3. Terry Francona risks losing his job if he keeps this up

I kid here. Having already called a squeeze play to try to win a game last month (it failed because Marco Scutaro missed a sign) the manager of the bunt-averse Red Sox won the game Sunday with the help of -- gulp! -- a sacrifice bunt.

Francona, down by one run against Mariano Rivera, gave up one of his three remaining outs when he had MVP candidate Jacoby Ellsbury bunt with the tying run on second.

It's a rare day when Francona orders a sac bunt with his team trailing at Fenway Park in the eighth or ninth inning. How rare? It was only the fourth time he did it in eight years as Boston manager.

The bunt -- even a poor one - worked because Eduardo Nuñez, who seems to have no defensive instincts, was lost at third base. Dustin Pedroia then tied the game with a sacrifice fly.

Boston followed that shocker with a seventh-inning sac bunt Monday by Carl Crawford. It was a lousy play because it took the bat out of the hands of Crawford and Adrian Gonzalez, who was walked, and led to a double-play grounder by Pedroia.

It was more evidence that this is a season Gene Mauch would love.

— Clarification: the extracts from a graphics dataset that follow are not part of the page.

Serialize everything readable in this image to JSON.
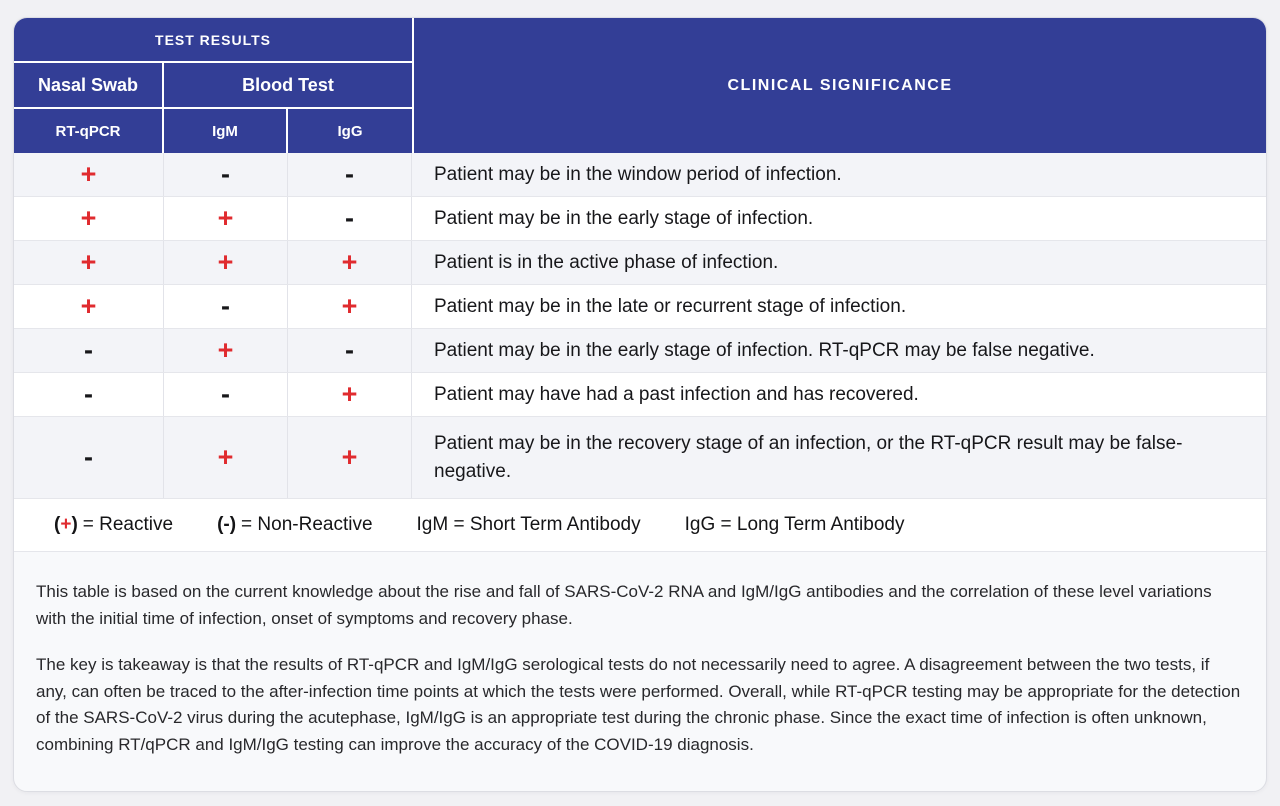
{
  "table": {
    "header": {
      "test_results": "TEST RESULTS",
      "nasal_swab": "Nasal Swab",
      "blood_test": "Blood Test",
      "col_rtqpcr": "RT-qPCR",
      "col_igm": "IgM",
      "col_igg": "IgG",
      "clinical_significance": "CLINICAL SIGNIFICANCE"
    },
    "rows": [
      {
        "rtqpcr": "+",
        "igm": "-",
        "igg": "-",
        "significance": "Patient may be in the window period of infection."
      },
      {
        "rtqpcr": "+",
        "igm": "+",
        "igg": "-",
        "significance": "Patient may be in the early stage of infection."
      },
      {
        "rtqpcr": "+",
        "igm": "+",
        "igg": "+",
        "significance": "Patient is in the active phase of infection."
      },
      {
        "rtqpcr": "+",
        "igm": "-",
        "igg": "+",
        "significance": "Patient may be in the late or recurrent stage of infection."
      },
      {
        "rtqpcr": "-",
        "igm": "+",
        "igg": "-",
        "significance": "Patient may be in the early stage of infection. RT-qPCR may be false negative."
      },
      {
        "rtqpcr": "-",
        "igm": "-",
        "igg": "+",
        "significance": "Patient may have had a past infection and has recovered."
      },
      {
        "rtqpcr": "-",
        "igm": "+",
        "igg": "+",
        "significance": "Patient may be in the recovery stage of an infection, or the RT-qPCR result may be false-negative."
      }
    ]
  },
  "legend": {
    "reactive": {
      "open": "(",
      "sign": "+",
      "close": ")",
      "label": "= Reactive"
    },
    "non_reactive": {
      "open": "(",
      "sign": "-",
      "close": ")",
      "label": "= Non-Reactive"
    },
    "igm": "IgM = Short Term Antibody",
    "igg": "IgG = Long Term Antibody"
  },
  "footnotes": [
    "This table is based on the current knowledge about the rise and fall of SARS-CoV-2 RNA and IgM/IgG antibodies and the correlation of these level variations with the initial time of infection, onset of symptoms and recovery phase.",
    "The key is takeaway is that the results of RT-qPCR and IgM/IgG serological tests do not necessarily need to agree. A disagreement between the two tests, if any, can often be traced to the after-infection time points at which the tests were performed. Overall, while RT-qPCR testing may be appropriate for the detection of the SARS-CoV-2 virus during the acutephase, IgM/IgG is an appropriate test during the chronic phase. Since the exact time of infection is often unknown, combining RT/qPCR and IgM/IgG testing can improve the accuracy of the COVID-19 diagnosis."
  ],
  "colors": {
    "header_blue": "#333e96",
    "reactive_red": "#e02b2f",
    "row_alt_gray": "#f3f4f8",
    "page_background": "#f1f1f4"
  }
}
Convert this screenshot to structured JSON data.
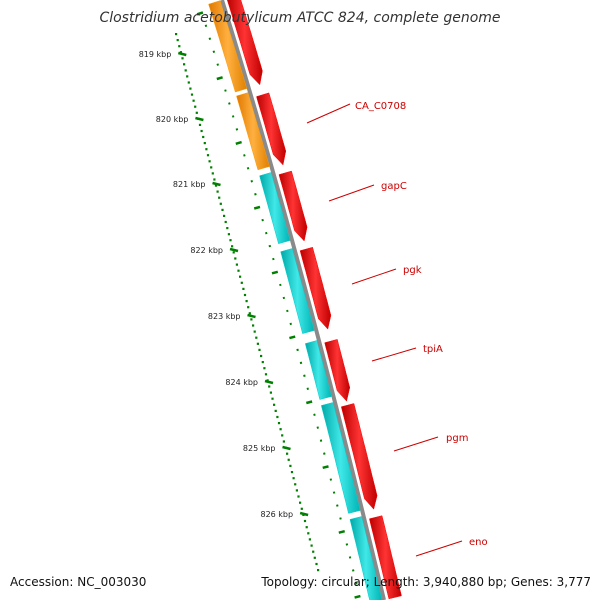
{
  "header": {
    "title": "Clostridium acetobutylicum ATCC 824, complete genome"
  },
  "footer": {
    "accession": "Accession: NC_003030",
    "topology": "Topology: circular; Length: 3,940,880 bp; Genes: 3,777"
  },
  "map": {
    "kbp_labels": [
      "819 kbp",
      "820 kbp",
      "821 kbp",
      "822 kbp",
      "823 kbp",
      "824 kbp",
      "825 kbp",
      "826 kbp"
    ],
    "genes": [
      "CA_C0708",
      "gapC",
      "pgk",
      "tpiA",
      "pgm",
      "eno"
    ],
    "colors": {
      "cds_red": "#ff0000",
      "gene_orange": "#ff9900",
      "gene_cyan": "#00cccc",
      "backbone": "#808080",
      "ticks": "#008000",
      "labels": "#cc0000"
    }
  }
}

Last week the Rays -- in the second inning of an AL game -- bunted three straight times, twice on squeeze plays. Davey Johnson, an Earl Weaver disciple who abhors the squeeze play, won a game for the Nationals this year with a squeeze.

If you think bunting is making a comeback, you would be right. We are on a pace for 1,669 sacrifice bunts this year, an eight percent increase from last year and the most since 2004.